A diferencia de otros templos hindúes, este no tiene ceremonias semanales, explica Ahír. “Hay entre 10 y 15 eventos al año. En el templo de Milla 8, por ejemplo, hay ceremonias todos los domingos. Aunque en nuestra semana santa, en octubre próximo, habrá varias ceremonias en este mismo templo”, afirma.
El templo también posee, en la parte de abajo, un pequeño salón que sirve como espacio cultural, en el que cualquiera que quiera organizar una fiesta o reunión lo puede alquilar. Los estacionamientos, sin embargo, están colmados de automóviles de migración, una institución que queda a pocos metros del templo y que, probablemente, se haya quedado sin espacio para guardar sus vehículos.

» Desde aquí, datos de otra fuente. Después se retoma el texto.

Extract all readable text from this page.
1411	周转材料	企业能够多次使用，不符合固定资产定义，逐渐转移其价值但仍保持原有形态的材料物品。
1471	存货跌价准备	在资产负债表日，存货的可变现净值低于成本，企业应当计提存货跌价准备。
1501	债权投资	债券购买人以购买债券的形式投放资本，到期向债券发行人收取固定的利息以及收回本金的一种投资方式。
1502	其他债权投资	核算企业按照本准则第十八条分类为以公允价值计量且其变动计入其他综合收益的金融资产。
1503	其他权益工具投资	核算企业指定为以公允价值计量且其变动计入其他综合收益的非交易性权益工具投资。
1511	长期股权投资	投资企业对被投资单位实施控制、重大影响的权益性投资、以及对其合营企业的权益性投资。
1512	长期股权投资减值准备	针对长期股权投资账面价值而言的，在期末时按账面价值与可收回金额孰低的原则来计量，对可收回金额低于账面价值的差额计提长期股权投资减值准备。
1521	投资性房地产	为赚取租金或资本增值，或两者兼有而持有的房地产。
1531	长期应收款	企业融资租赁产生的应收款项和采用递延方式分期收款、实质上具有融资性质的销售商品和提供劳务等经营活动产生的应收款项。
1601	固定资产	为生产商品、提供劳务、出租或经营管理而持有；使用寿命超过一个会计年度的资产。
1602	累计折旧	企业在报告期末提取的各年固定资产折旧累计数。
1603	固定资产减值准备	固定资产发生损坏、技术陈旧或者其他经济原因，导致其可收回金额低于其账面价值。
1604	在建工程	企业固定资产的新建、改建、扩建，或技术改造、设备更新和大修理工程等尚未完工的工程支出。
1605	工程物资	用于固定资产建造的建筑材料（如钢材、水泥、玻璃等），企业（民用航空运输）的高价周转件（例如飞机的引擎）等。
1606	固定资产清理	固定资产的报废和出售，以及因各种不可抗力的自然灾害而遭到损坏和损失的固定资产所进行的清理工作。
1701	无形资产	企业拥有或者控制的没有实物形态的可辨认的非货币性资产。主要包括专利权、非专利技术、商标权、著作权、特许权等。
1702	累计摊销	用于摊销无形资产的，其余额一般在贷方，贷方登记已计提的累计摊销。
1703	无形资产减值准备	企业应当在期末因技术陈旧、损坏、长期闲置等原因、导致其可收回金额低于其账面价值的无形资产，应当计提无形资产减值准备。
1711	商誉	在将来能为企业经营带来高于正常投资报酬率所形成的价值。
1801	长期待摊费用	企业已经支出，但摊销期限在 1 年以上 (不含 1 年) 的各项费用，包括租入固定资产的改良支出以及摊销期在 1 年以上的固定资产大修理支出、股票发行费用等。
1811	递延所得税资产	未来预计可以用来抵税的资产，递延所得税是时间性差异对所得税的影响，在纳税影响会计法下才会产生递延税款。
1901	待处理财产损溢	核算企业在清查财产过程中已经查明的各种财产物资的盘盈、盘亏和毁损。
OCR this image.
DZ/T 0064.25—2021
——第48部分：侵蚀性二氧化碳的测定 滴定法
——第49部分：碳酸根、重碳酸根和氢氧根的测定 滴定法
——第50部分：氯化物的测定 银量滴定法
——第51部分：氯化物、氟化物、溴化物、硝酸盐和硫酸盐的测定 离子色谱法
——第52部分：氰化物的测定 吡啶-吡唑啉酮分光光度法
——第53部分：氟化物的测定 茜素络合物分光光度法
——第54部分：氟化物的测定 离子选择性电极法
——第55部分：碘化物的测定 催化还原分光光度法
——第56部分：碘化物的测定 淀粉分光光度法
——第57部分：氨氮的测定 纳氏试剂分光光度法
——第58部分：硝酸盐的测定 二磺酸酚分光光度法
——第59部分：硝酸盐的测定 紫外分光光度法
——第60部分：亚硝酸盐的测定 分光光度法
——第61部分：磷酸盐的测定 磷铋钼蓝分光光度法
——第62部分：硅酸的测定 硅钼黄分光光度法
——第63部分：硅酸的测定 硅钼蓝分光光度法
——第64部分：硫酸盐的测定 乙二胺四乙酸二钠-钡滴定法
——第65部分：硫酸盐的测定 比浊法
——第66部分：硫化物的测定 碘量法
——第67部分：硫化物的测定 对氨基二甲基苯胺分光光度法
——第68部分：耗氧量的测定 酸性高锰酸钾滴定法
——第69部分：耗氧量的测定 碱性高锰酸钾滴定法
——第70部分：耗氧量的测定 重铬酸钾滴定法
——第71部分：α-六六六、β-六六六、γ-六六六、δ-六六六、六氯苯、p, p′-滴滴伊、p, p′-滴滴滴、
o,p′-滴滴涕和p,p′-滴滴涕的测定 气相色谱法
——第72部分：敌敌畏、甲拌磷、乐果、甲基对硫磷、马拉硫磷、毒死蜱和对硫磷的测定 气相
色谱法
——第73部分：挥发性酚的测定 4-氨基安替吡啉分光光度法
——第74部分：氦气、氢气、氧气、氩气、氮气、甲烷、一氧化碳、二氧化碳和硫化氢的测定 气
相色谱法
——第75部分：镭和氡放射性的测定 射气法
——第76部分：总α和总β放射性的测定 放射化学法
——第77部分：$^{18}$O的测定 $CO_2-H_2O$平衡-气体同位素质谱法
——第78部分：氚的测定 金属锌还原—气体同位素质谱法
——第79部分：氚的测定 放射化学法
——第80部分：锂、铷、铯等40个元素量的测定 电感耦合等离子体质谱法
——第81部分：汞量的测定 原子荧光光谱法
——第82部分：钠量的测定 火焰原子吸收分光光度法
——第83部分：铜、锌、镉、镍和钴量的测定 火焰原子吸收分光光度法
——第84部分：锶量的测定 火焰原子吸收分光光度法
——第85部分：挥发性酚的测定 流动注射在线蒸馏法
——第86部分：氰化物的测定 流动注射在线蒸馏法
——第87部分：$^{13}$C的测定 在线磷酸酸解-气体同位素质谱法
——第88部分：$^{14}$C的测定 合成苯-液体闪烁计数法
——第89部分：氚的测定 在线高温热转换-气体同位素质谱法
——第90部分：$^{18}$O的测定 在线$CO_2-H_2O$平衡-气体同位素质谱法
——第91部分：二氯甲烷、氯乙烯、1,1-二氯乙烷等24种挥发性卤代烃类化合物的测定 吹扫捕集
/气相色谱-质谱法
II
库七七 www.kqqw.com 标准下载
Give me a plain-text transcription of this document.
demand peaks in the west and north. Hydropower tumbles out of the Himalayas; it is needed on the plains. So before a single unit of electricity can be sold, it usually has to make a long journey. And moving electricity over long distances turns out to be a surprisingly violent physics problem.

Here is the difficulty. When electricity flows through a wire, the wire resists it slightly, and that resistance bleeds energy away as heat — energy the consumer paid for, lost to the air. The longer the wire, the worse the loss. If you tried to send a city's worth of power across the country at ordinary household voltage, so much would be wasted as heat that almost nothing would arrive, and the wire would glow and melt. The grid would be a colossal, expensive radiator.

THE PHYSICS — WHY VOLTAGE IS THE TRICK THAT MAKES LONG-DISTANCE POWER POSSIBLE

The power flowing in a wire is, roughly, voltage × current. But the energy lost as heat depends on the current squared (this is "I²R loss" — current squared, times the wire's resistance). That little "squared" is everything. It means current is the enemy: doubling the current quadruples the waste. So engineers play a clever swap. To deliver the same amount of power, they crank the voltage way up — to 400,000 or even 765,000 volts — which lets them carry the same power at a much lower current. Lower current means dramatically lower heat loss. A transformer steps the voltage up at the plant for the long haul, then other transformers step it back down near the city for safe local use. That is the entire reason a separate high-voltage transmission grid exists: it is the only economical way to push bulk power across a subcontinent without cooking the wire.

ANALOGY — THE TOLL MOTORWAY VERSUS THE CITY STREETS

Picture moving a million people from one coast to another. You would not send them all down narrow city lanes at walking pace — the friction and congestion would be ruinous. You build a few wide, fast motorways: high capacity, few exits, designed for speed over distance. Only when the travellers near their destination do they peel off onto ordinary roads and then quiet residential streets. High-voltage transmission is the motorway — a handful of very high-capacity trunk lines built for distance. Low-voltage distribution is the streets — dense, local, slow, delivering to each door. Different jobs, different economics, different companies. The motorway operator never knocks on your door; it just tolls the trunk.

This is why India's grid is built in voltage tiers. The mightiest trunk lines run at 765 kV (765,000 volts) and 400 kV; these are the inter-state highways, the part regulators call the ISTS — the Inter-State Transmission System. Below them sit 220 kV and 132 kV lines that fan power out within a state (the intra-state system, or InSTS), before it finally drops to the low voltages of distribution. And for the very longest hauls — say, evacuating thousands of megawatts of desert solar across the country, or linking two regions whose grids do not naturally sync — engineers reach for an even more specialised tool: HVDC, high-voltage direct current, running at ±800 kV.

Desde una de las puertas del templo se ve la opulencia de la ciudad de Panamá. Pero más memorable aún, se ve el sol naranja que cae y que ilumina las pequeñas casas a las afueras de aquel gran centro financiero.
Reglas y usos
Al templo no se permite la entrada con calzados, pantalones cortos, camisetas sin mangas o hablando por celular. Las mujeres que están menstruando tampoco pueden ingresar.
La quietud del templo es conocida por muchos, que encuentran allí un lugar especial para meditar y reflexionar. Algo parecido a lo que ocurre en el templo Bahá’í, a unos cuantos kilómetros de allí.